8) MATERIALS & METHODS. The authors should define the full-details (name and country) of all the supplier companies for all the consumables, chemical reagents and techniques used in this research.

 Ans: Thank you. We added all required information in the revised manuscript. Please see the revised Materials and Methods section.

9) CONCLUSIONS (OPTIONAL). The authors should consider to add a short section to highlight the most relevant outcomes found in this work and some potential future applications like the design of the next-generation of gene therapies against human diseases affected by the environmental factors [3].[3] Xu, C.; Zhang, Y.; Shen, Y.; Shi, Y.; Zhang, M.; Zhou, L. Integrated Analysis Reveals ENDOU as a Biomarker in Head and Neck Squamous Cell Carcinoma Progression. Front. Oncol. 2021, 10, 522332. https://doi.org/10.3389/fonc.2020.522332.

 Ans: In response of your suggestion, we highlighted the most relevant outcomes found in this work and added some potential future applications in the Conclusion of revised manuscript as follows: “Lastly, taking advantage of using bioinformatics could lead to accelerate the dis-covery of novel promoters and their cognate cis-elements of genes. However, how to evaluate variants based on in vitro and in vivo experimental platforms, rule out false positive, and confirm true regulatory motifs are still a major challenge for researchers who are working on promoter analysis. In this study, we used human ENDOU-1 gene as an example to demonstrate how to identify cis-elements that importantly impact on the ENDOU-1 transcription among hundreds of binding sites predicted by bioinfor-matics. Our studies do contribute to computer algorithms with better prediction of cis-elements, circumvent the false positive elements, and efficiently predict cognate transcriptional regulators. Moreover, our studies may contribute future applications like the design of the next-generation of ENDOU gene therapies against head and neck squamous cell carcinoma affected by the environmental factors [57]. Please see lines 371 to 382 of page 10.

10) REFERENCES. The references are mostly in the proper format style of International Journal of Molecular Sciences. The publication year should be highlighted in bold.

ANS: Thank you. We corrected them.

Reviewer 2 Report

Comments and Suggestions for Authors

The manuscript by Lee et al. investigates the transcriptional control of ENDOU-1, a gene encoding an endoribonuclease crucial for overcoming the inhibitory uORF-trap in the 5’ UTR of CHOP transcript during ER stress. The authors cloned a 2.1 kb upstream region of human ENDOU-1 and found that this promoter (pE2.1p) significantly upregulates transcription under stress conditions in both transfected human cells and zebrafish embryos. Further analysis suggests that cis-elements within the -2055~-1125 segment of the promoter play a critical role in ENDOU-1 upregulation, with a stress-inducible activator likely binding to the -1350~-1250 segment. The manuscript is well described, and I recommend it for publication after minor changes.

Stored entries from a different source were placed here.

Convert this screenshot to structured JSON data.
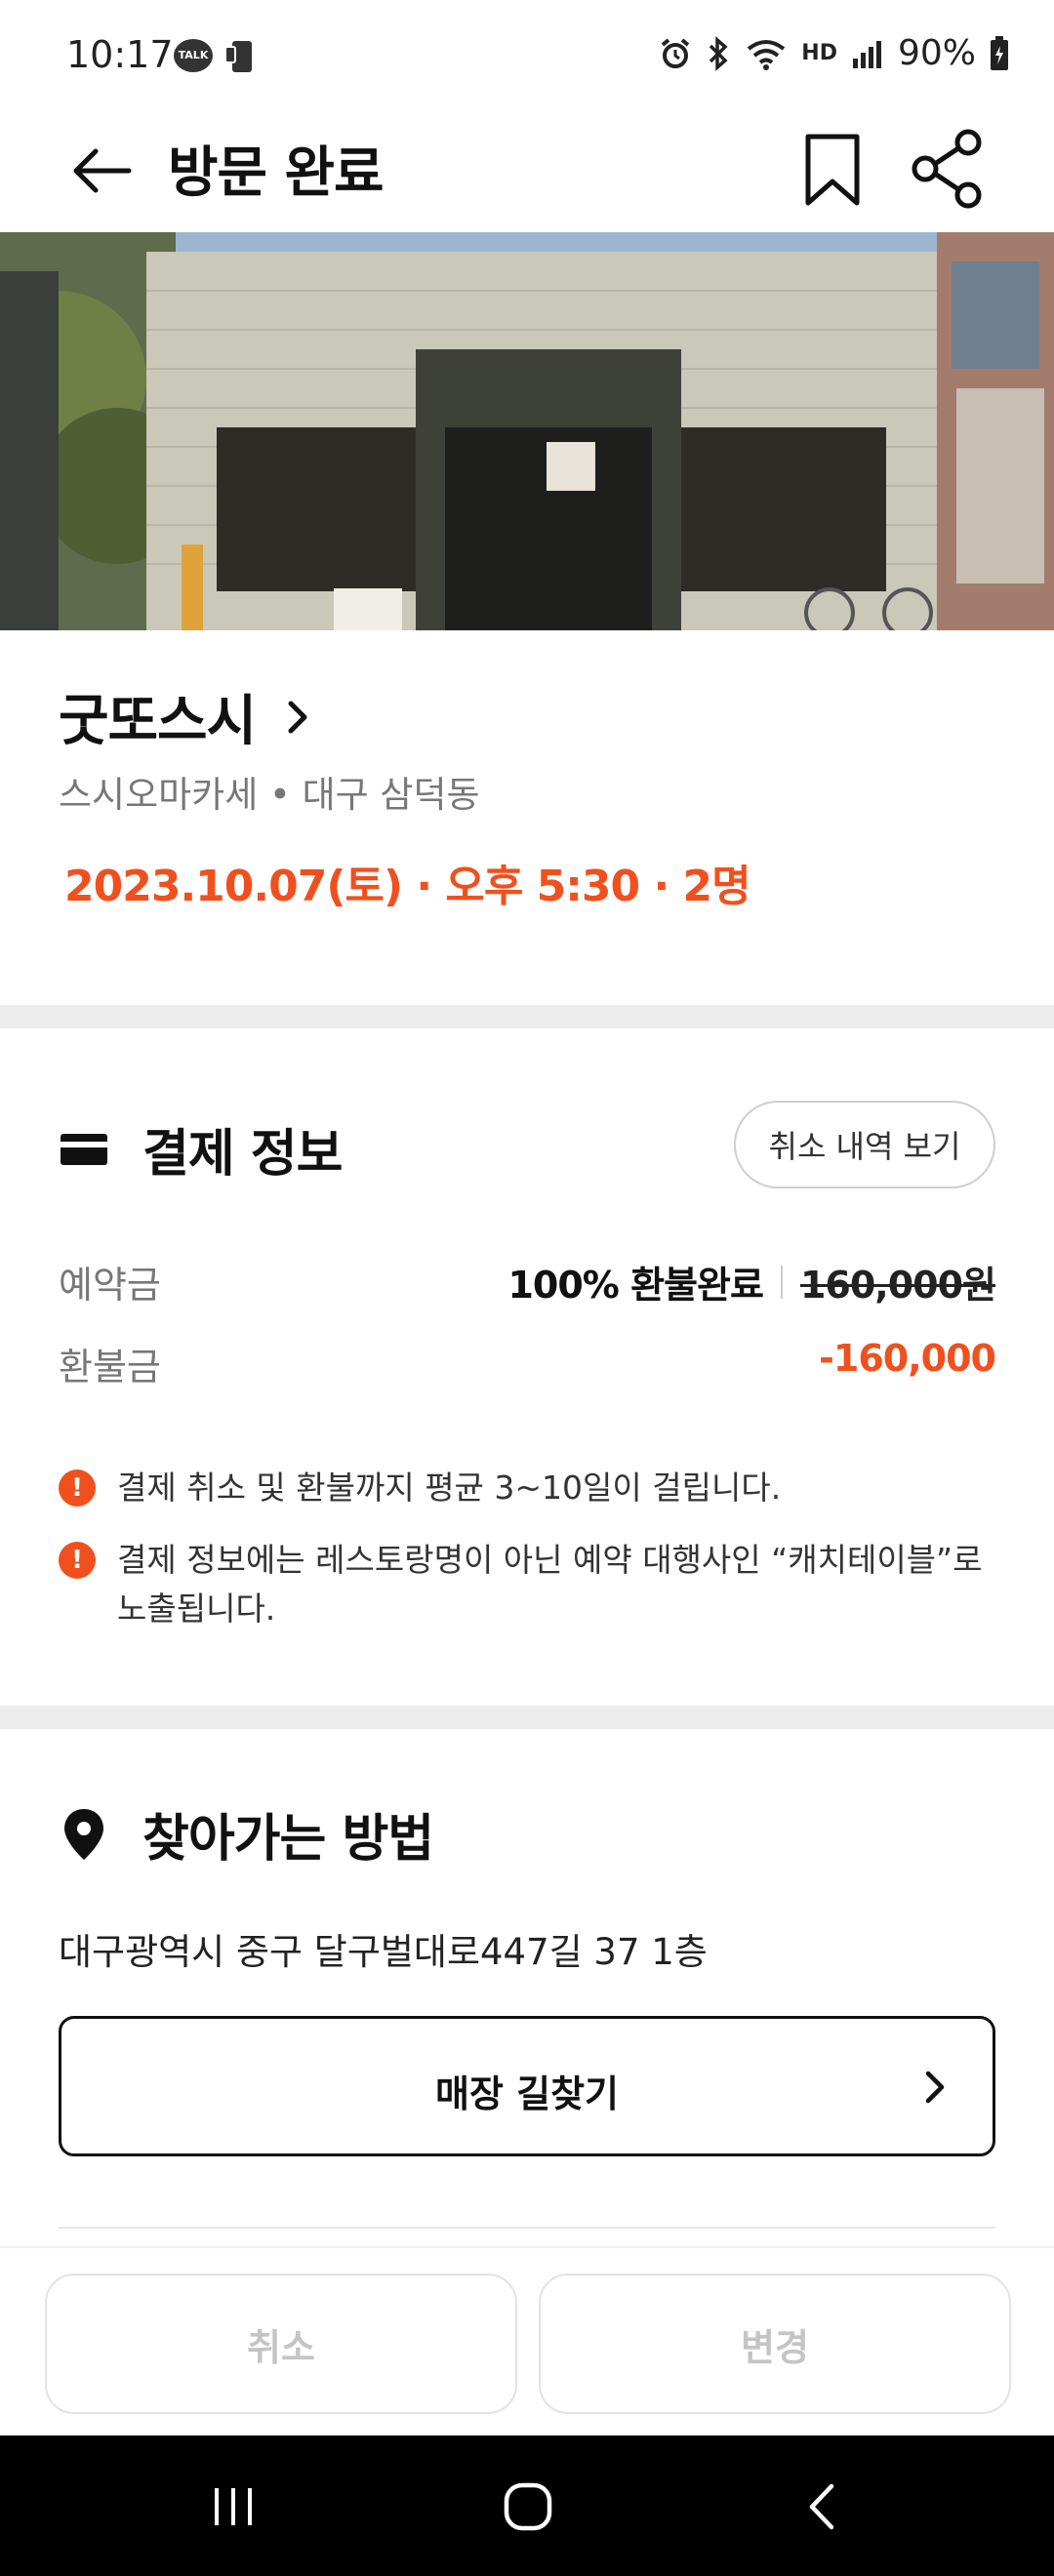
{
  "status_bar": {
    "time": "10:17",
    "talk_badge": "TALK",
    "hd_voice": "HD",
    "battery": "90%"
  },
  "header": {
    "title": "방문 완료"
  },
  "store": {
    "name": "굿또스시",
    "meta": "스시오마카세 • 대구 삼덕동",
    "booking": "2023.10.07(토) · 오후 5:30 · 2명"
  },
  "payment": {
    "title": "결제 정보",
    "history_button": "취소 내역 보기",
    "deposit_label": "예약금",
    "deposit_status": "100% 환불완료",
    "deposit_original": "160,000원",
    "refund_label": "환불금",
    "refund_amount": "-160,000",
    "notices": [
      "결제 취소 및 환불까지 평균 3~10일이 걸립니다.",
      "결제 정보에는 레스토랑명이 아닌 예약 대행사인 “캐치테이블”로 노출됩니다."
    ]
  },
  "directions": {
    "title": "찾아가는 방법",
    "address": "대구광역시 중구 달구벌대로447길 37 1층",
    "button_label": "매장 길찾기"
  },
  "actions": {
    "cancel": "취소",
    "change": "변경"
  },
  "colors": {
    "accent": "#f0501e",
    "divider": "#ececec",
    "disabled_text": "#c4c4c4"
  }
}
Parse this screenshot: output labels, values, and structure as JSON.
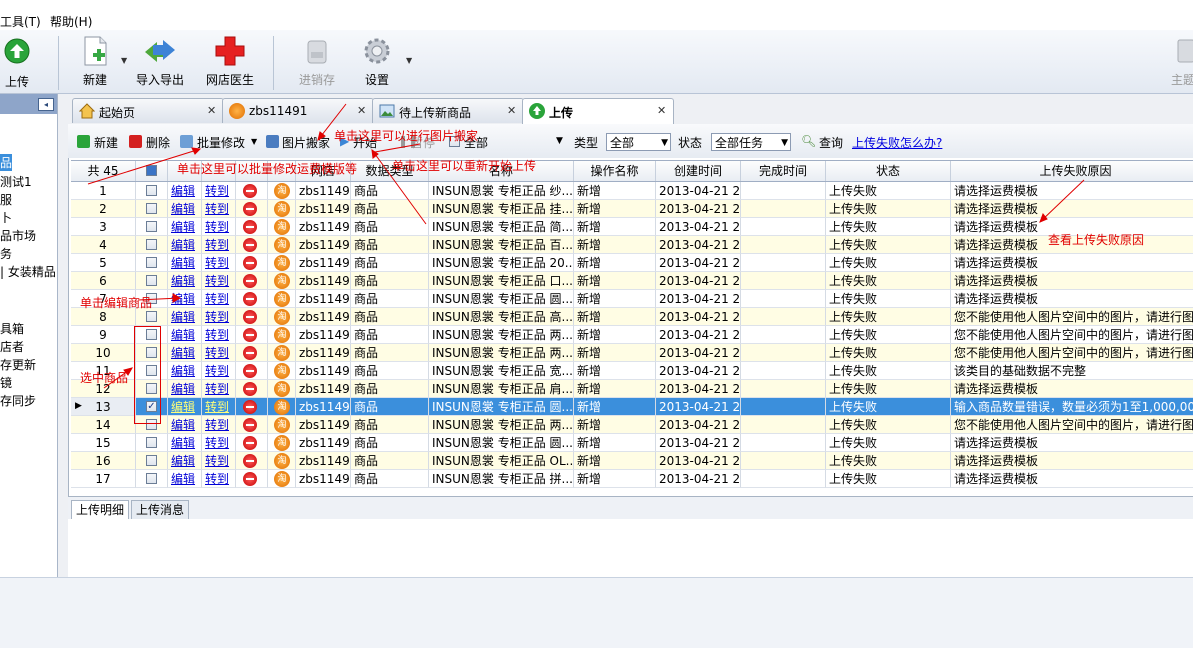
{
  "menu": {
    "tools": "工具(T)",
    "help": "帮助(H)"
  },
  "toolbar": {
    "upload": "上传",
    "new": "新建",
    "import_export": "导入导出",
    "shop_doctor": "网店医生",
    "inventory": "进销存",
    "settings": "设置",
    "theme": "主题"
  },
  "left_panel": {
    "items": [
      "品",
      "测试1",
      "服",
      "卜",
      "品市场",
      "务",
      "| 女装精品",
      "具箱",
      "店者",
      "存更新",
      "镜",
      "存同步"
    ]
  },
  "tabs": [
    {
      "label": "起始页"
    },
    {
      "label": "zbs11491"
    },
    {
      "label": "待上传新商品"
    },
    {
      "label": "上传"
    }
  ],
  "subtoolbar": {
    "new": "新建",
    "delete": "删除",
    "batch_edit": "批量修改",
    "image_move": "图片搬家",
    "start": "开始",
    "pause": "暂停",
    "all": "全部",
    "type_label": "类型",
    "type_value": "全部",
    "status_label": "状态",
    "status_value": "全部任务",
    "query": "查询",
    "help_link": "上传失败怎么办?"
  },
  "grid": {
    "headers": [
      "共 45",
      "",
      "",
      "",
      "",
      "",
      "网店",
      "数据类型",
      "名称",
      "操作名称",
      "创建时间",
      "完成时间",
      "状态",
      "上传失败原因"
    ],
    "edit_label": "编辑",
    "goto_label": "转到",
    "tao_label": "淘",
    "rows": [
      {
        "n": "1",
        "shop": "zbs11491",
        "dtype": "商品",
        "name": "INSUN恩裳 专柜正品 纱...",
        "op": "新增",
        "created": "2013-04-21 2...",
        "done": "",
        "status": "上传失败",
        "reason": "请选择运费模板",
        "checked": false
      },
      {
        "n": "2",
        "shop": "zbs11491",
        "dtype": "商品",
        "name": "INSUN恩裳 专柜正品 挂...",
        "op": "新增",
        "created": "2013-04-21 2...",
        "done": "",
        "status": "上传失败",
        "reason": "请选择运费模板",
        "checked": false
      },
      {
        "n": "3",
        "shop": "zbs11491",
        "dtype": "商品",
        "name": "INSUN恩裳 专柜正品 简...",
        "op": "新增",
        "created": "2013-04-21 2...",
        "done": "",
        "status": "上传失败",
        "reason": "请选择运费模板",
        "checked": false
      },
      {
        "n": "4",
        "shop": "zbs11491",
        "dtype": "商品",
        "name": "INSUN恩裳 专柜正品 百...",
        "op": "新增",
        "created": "2013-04-21 2...",
        "done": "",
        "status": "上传失败",
        "reason": "请选择运费模板",
        "checked": false
      },
      {
        "n": "5",
        "shop": "zbs11491",
        "dtype": "商品",
        "name": "INSUN恩裳 专柜正品 20...",
        "op": "新增",
        "created": "2013-04-21 2...",
        "done": "",
        "status": "上传失败",
        "reason": "请选择运费模板",
        "checked": false
      },
      {
        "n": "6",
        "shop": "zbs11491",
        "dtype": "商品",
        "name": "INSUN恩裳 专柜正品 口...",
        "op": "新增",
        "created": "2013-04-21 2...",
        "done": "",
        "status": "上传失败",
        "reason": "请选择运费模板",
        "checked": false
      },
      {
        "n": "7",
        "shop": "zbs11491",
        "dtype": "商品",
        "name": "INSUN恩裳 专柜正品 圆...",
        "op": "新增",
        "created": "2013-04-21 2...",
        "done": "",
        "status": "上传失败",
        "reason": "请选择运费模板",
        "checked": false
      },
      {
        "n": "8",
        "shop": "zbs11491",
        "dtype": "商品",
        "name": "INSUN恩裳 专柜正品 高...",
        "op": "新增",
        "created": "2013-04-21 2...",
        "done": "",
        "status": "上传失败",
        "reason": "您不能使用他人图片空间中的图片，请进行图",
        "checked": false
      },
      {
        "n": "9",
        "shop": "zbs11491",
        "dtype": "商品",
        "name": "INSUN恩裳 专柜正品 两...",
        "op": "新增",
        "created": "2013-04-21 2...",
        "done": "",
        "status": "上传失败",
        "reason": "您不能使用他人图片空间中的图片，请进行图",
        "checked": false
      },
      {
        "n": "10",
        "shop": "zbs11491",
        "dtype": "商品",
        "name": "INSUN恩裳 专柜正品 两...",
        "op": "新增",
        "created": "2013-04-21 2...",
        "done": "",
        "status": "上传失败",
        "reason": "您不能使用他人图片空间中的图片，请进行图",
        "checked": false
      },
      {
        "n": "11",
        "shop": "zbs11491",
        "dtype": "商品",
        "name": "INSUN恩裳 专柜正品 宽...",
        "op": "新增",
        "created": "2013-04-21 2...",
        "done": "",
        "status": "上传失败",
        "reason": "该类目的基础数据不完整",
        "checked": false
      },
      {
        "n": "12",
        "shop": "zbs11491",
        "dtype": "商品",
        "name": "INSUN恩裳 专柜正品 肩...",
        "op": "新增",
        "created": "2013-04-21 2...",
        "done": "",
        "status": "上传失败",
        "reason": "请选择运费模板",
        "checked": false
      },
      {
        "n": "13",
        "shop": "zbs11491",
        "dtype": "商品",
        "name": "INSUN恩裳 专柜正品 圆...",
        "op": "新增",
        "created": "2013-04-21 2...",
        "done": "",
        "status": "上传失败",
        "reason": "输入商品数量错误，数量必须为1至1,000,000之",
        "checked": true
      },
      {
        "n": "14",
        "shop": "zbs11491",
        "dtype": "商品",
        "name": "INSUN恩裳 专柜正品 两...",
        "op": "新增",
        "created": "2013-04-21 2...",
        "done": "",
        "status": "上传失败",
        "reason": "您不能使用他人图片空间中的图片，请进行图",
        "checked": false
      },
      {
        "n": "15",
        "shop": "zbs11491",
        "dtype": "商品",
        "name": "INSUN恩裳 专柜正品 圆...",
        "op": "新增",
        "created": "2013-04-21 2...",
        "done": "",
        "status": "上传失败",
        "reason": "请选择运费模板",
        "checked": false
      },
      {
        "n": "16",
        "shop": "zbs11491",
        "dtype": "商品",
        "name": "INSUN恩裳 专柜正品 OL...",
        "op": "新增",
        "created": "2013-04-21 2...",
        "done": "",
        "status": "上传失败",
        "reason": "请选择运费模板",
        "checked": false
      },
      {
        "n": "17",
        "shop": "zbs11491",
        "dtype": "商品",
        "name": "INSUN恩裳 专柜正品 拼...",
        "op": "新增",
        "created": "2013-04-21 2...",
        "done": "",
        "status": "上传失败",
        "reason": "请选择运费模板",
        "checked": false
      }
    ]
  },
  "bottom_tabs": [
    "上传明细",
    "上传消息"
  ],
  "annotations": {
    "image_move": "单击这里可以进行图片搬家",
    "batch_edit": "单击这里可以批量修改运费模版等",
    "restart": "单击这里可以重新开始上传",
    "failure_reason": "查看上传失败原因",
    "edit_item": "单击编辑商品",
    "select_item": "选中商品"
  },
  "colors": {
    "selected_row": "#3b8fdc",
    "alt_row": "#fffde4",
    "annotation": "#e00000"
  }
}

1. The resolution of Figure S1 is not clear, I guess the author may represent the list of all putative TF-binding in table format.

2. Figure 5 should be shifted to supplementary figures.

 

 

 

 

Author Response

1) The resolution of Figure S1 is not clear, I guess the author may represent the list of all putative TF-binding in table format.

ANS: In response to your suggestion, we used the table format to list all putative TF-binding instead of the figure format. Please see the revised Table S1

2) Figure 5 should be shifted to supplementary figures.

ANS: In response to your suggestion, we shifted Figure 5 to Supplementary figure S2.